The strange and beautiful life of Rodney Dangerfield

One of the last great stalwarts of old-school stand-up has died. When Rodney Dangerfield was young and arrogant and 19, he set out for upstate New York to become a great comedian. He was mediocre to poor, so he married the signer and moved to New Jersey to sell paint and siding.

People have to suffer for great art. Suffering takes on many forms. Living in the Suburban purgatory of Englewood New Jersey through the "Happy Days" years was Rodney Dangerfield's liminal state. He emerged from that dark place a changed man.

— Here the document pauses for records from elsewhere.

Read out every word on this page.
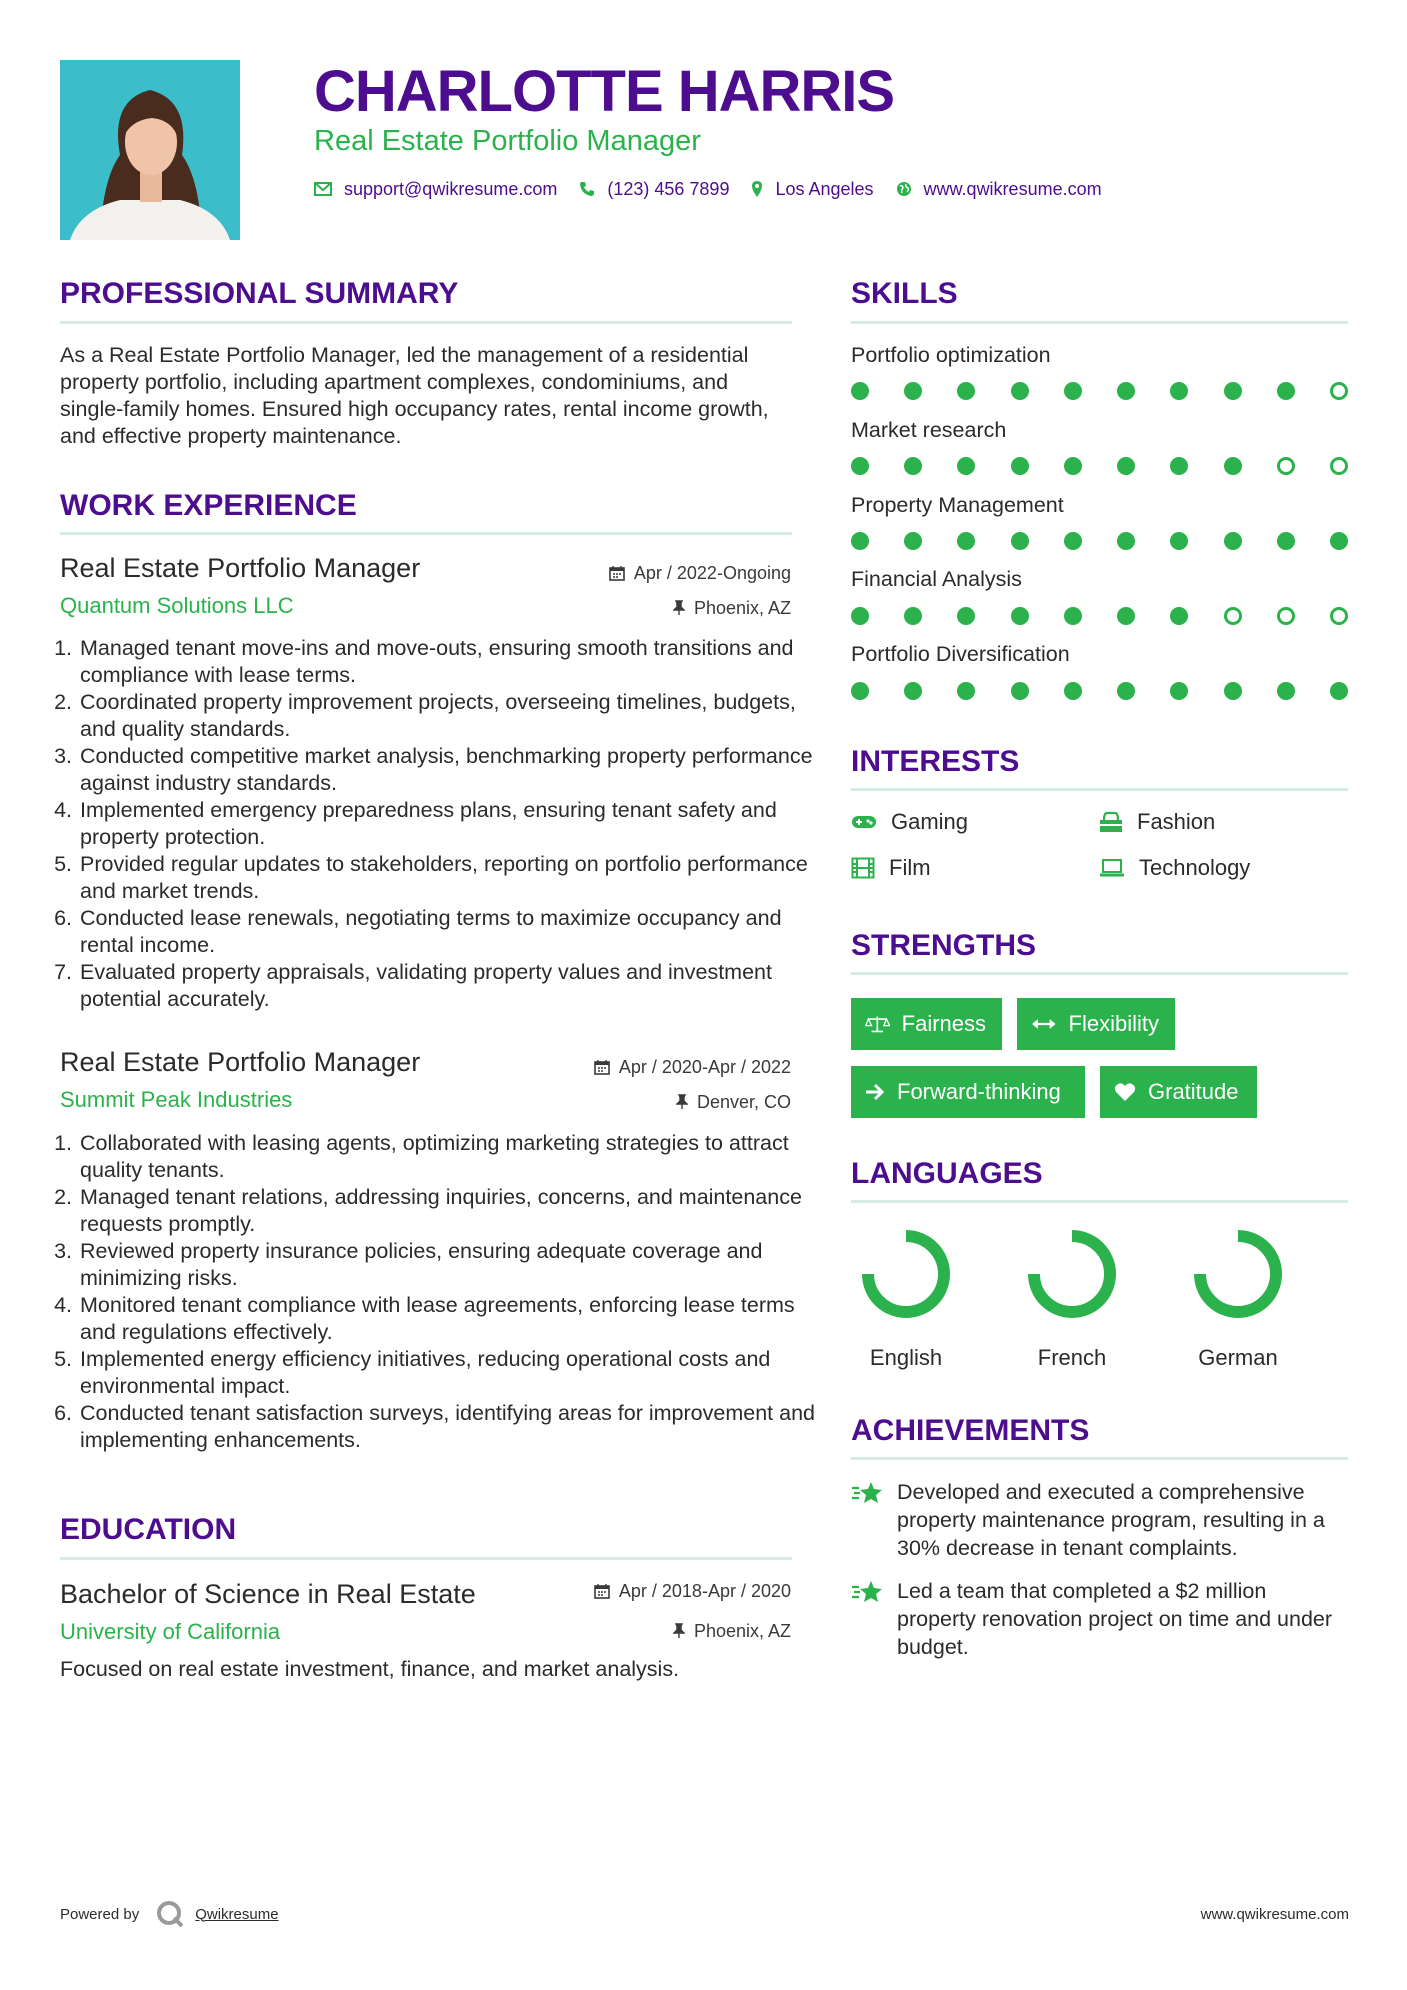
CHARLOTTE HARRIS
Real Estate Portfolio Manager
support@qwikresume.com	(123) 456 7899	Los Angeles	www.qwikresume.com
PROFESSIONAL SUMMARY

As a Real Estate Portfolio Manager, led the management of a residential property portfolio, including apartment complexes, condominiums, and single-family homes. Ensured high occupancy rates, rental income growth, and effective property maintenance.

WORK EXPERIENCE
Real Estate Portfolio Manager	Apr / 2022-Ongoing
Quantum Solutions LLC	Phoenix, AZ
1. Managed tenant move-ins and move-outs, ensuring smooth transitions and compliance with lease terms.
2. Coordinated property improvement projects, overseeing timelines, budgets, and quality standards.
3. Conducted competitive market analysis, benchmarking property performance against industry standards.
4. Implemented emergency preparedness plans, ensuring tenant safety and property protection.
5. Provided regular updates to stakeholders, reporting on portfolio performance and market trends.
6. Conducted lease renewals, negotiating terms to maximize occupancy and rental income.
7. Evaluated property appraisals, validating property values and investment potential accurately.
Real Estate Portfolio Manager	Apr / 2020-Apr / 2022
Summit Peak Industries	Denver, CO
1. Collaborated with leasing agents, optimizing marketing strategies to attract quality tenants.
2. Managed tenant relations, addressing inquiries, concerns, and maintenance requests promptly.
3. Reviewed property insurance policies, ensuring adequate coverage and minimizing risks.
4. Monitored tenant compliance with lease agreements, enforcing lease terms and regulations effectively.
5. Implemented energy efficiency initiatives, reducing operational costs and environmental impact.
6. Conducted tenant satisfaction surveys, identifying areas for improvement and implementing enhancements.
EDUCATION
Bachelor of Science in Real Estate	Apr / 2018-Apr / 2020
University of California	Phoenix, AZ

Focused on real estate investment, finance, and market analysis.

SKILLS
Portfolio optimization
Market research
Property Management
Financial Analysis
Portfolio Diversification
INTERESTS
Gaming	Fashion
Film	Technology
STRENGTHS
Fairness	Flexibility
Forward-thinking	Gratitude
LANGUAGES
English	French	German
ACHIEVEMENTS
Developed and executed a comprehensive property maintenance program, resulting in a 30% decrease in tenant complaints.
Led a team that completed a $2 million property renovation project on time and under budget.
Powered by	Qwikresume	www.qwikresume.com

Rodney now had a beautiful gift: insult everyone and then insult yourself worse. Rodbey Dangerfield was the king of making people laugh at him. The jokes would flow, enticing you forcing you really to laugh at, not with, him. Cruel humor, dredged up from an ugly part of human nature brought crashing down upon his head, a self-inflicted wound: the verbal equivalent of the carnival self-immolation artist.

Go and rent Back to School and remember: "you're a Melon".

Rodney died of a broken heart. He is survived by three wifes, the last of whom loved him dearly.
"Too late or still too soon too soon to make lots of bad love and there's no time for sorrow. Run around, run around with a hole in your head 'til tomorrow."